Regularne powtarzanie tego typu ćwiczeń nie tylko ułatwia naturalne wyłapywanie różnic między podobnie wyglądającymi zbitkami głosek. Rozgrzewa także aparat mowy, poprawia dykcję i sprawia, że wymawianie nawet trudnych słów przestaje sprawiać dziecku większy problem. Łatwiej uczniowi przychodzi także rozpoznawanie homofonów, homografów i homonimów. Z nich także można uczynić ciekawy przedmiot edukacyjnej zabawy.
Poznaj oryginalną wymowę angielską
Sprawdź polecane przez nas podcasty do nauki języka angielskiego i wykorzystaj je we wspólnej pracy z dzieckiem lub podsuń mu jako ciekawe źródło wiedzy, inspiracji i codziennych ćwiczeń.
Osłuchiwanie się z właściwą wymową angielską to praca, której nie warto zaprzestawać. Regularnie słuchając podcastów, uczeń nie tylko ćwiczy zdolności komunikacyjne, lecz także poznaje ciekawe słownictwo, zyskuje materiał do samodzielnego podejmowania dyskusji i przedstawiania własnego stanowiska. Poszerza swoją wiedzę ogólną, ćwicząc w tym samym momencie sprawne posługiwanie się językiem angielskim. Do praktycznej nauki języka angielskiego można także wykorzystać wartościowe vlogi.

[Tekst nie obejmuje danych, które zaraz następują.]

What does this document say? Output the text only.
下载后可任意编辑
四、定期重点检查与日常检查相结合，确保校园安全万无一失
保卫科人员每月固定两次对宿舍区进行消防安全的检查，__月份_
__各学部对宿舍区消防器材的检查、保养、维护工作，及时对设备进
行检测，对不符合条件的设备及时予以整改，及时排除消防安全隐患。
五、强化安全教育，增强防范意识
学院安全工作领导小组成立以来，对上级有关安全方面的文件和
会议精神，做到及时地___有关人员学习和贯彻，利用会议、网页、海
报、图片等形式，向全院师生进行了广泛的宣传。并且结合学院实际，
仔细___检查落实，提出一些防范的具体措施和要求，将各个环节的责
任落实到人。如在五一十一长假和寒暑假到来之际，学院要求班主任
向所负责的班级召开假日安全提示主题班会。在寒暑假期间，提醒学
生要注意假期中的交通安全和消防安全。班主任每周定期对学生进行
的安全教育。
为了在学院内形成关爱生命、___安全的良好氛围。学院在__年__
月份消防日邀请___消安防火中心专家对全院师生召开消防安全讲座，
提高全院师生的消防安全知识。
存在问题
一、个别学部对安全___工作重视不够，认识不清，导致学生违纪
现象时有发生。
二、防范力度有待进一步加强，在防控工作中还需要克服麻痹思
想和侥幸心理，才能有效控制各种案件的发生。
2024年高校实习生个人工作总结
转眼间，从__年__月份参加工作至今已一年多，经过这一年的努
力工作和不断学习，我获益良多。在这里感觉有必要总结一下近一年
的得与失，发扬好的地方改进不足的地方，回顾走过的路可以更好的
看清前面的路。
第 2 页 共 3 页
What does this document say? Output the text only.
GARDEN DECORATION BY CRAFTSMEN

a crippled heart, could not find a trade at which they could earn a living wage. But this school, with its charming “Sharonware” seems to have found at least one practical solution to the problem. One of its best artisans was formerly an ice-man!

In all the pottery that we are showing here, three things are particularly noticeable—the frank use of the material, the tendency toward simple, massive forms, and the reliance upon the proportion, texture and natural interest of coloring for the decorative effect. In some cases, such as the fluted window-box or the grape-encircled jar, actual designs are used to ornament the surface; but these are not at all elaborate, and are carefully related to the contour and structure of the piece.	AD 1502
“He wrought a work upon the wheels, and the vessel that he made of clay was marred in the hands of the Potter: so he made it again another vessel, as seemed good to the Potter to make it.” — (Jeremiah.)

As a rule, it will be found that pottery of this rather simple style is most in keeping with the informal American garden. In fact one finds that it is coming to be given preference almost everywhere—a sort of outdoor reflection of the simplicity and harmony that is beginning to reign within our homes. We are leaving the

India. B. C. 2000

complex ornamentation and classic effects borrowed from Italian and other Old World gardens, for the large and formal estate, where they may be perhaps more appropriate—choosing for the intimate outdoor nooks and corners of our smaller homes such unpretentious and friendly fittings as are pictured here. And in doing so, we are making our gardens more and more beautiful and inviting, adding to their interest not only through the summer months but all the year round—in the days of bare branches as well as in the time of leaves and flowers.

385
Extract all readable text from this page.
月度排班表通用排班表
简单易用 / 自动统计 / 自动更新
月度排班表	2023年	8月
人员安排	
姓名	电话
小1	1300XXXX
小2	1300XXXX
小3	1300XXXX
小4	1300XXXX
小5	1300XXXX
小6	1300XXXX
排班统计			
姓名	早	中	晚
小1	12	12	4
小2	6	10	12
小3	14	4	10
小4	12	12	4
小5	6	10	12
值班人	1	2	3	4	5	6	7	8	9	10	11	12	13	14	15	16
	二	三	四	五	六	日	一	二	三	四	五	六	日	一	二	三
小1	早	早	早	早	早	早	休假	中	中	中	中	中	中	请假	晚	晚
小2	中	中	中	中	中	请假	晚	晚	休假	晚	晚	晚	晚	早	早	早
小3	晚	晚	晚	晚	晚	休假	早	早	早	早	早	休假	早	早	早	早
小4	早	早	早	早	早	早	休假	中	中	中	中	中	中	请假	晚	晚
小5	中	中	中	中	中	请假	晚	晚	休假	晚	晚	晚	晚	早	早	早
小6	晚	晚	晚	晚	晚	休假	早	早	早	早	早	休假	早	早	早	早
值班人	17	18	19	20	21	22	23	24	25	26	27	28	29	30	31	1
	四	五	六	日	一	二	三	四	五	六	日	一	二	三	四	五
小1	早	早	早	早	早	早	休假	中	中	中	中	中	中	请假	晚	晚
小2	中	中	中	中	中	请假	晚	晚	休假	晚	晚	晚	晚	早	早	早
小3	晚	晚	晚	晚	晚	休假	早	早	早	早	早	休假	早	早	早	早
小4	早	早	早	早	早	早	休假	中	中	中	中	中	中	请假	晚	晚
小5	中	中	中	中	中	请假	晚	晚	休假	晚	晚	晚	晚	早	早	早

Nauka każdego języka obcego powinna w dużej mierze polegać (szczególnie od pewnego momentu) także na materiałach wykorzystujących język potoczny. W ten sposób uczeń poznaje język w praktyce, uczy się zwrotów, których próżno szukać w podręcznikach, a z którymi ma sporą szansę zetknąć się, kiedy będzie rozmawiać z obcokrajowcem lub gdy wyjedzie za granicę.
To ważne, aby nie opierać się jedynie na sztucznie stworzonych rozmówkach, dialogach czy dłuższych wypowiedziach, korzystających jedynie z języka literackiego, idealnie poprawnego. W końcu chodzi o to, aby uczeń na pewnym poziomie znajomości języka był w stanie porozumieć się w każdej sytuacji, zarówno tej oficjalnej, jak i tej mniej formalnej.
Regularność to podstawa
Niezależnie od tego, na jakie ćwiczenia postawimy, ważne, aby uczeń podejmował je regularnie. Łamańce językowe, słuchanie podcastów, oglądanie vlogów, seriali bez napisów – to wszystko aktywności, które mogą przynieść bardzo wymierne korzyści podczas nauki przez dziecko, wymowy angielskich zwrotów, pod warunkiem jednak, że odpowiednio często będzie się do nich wracać.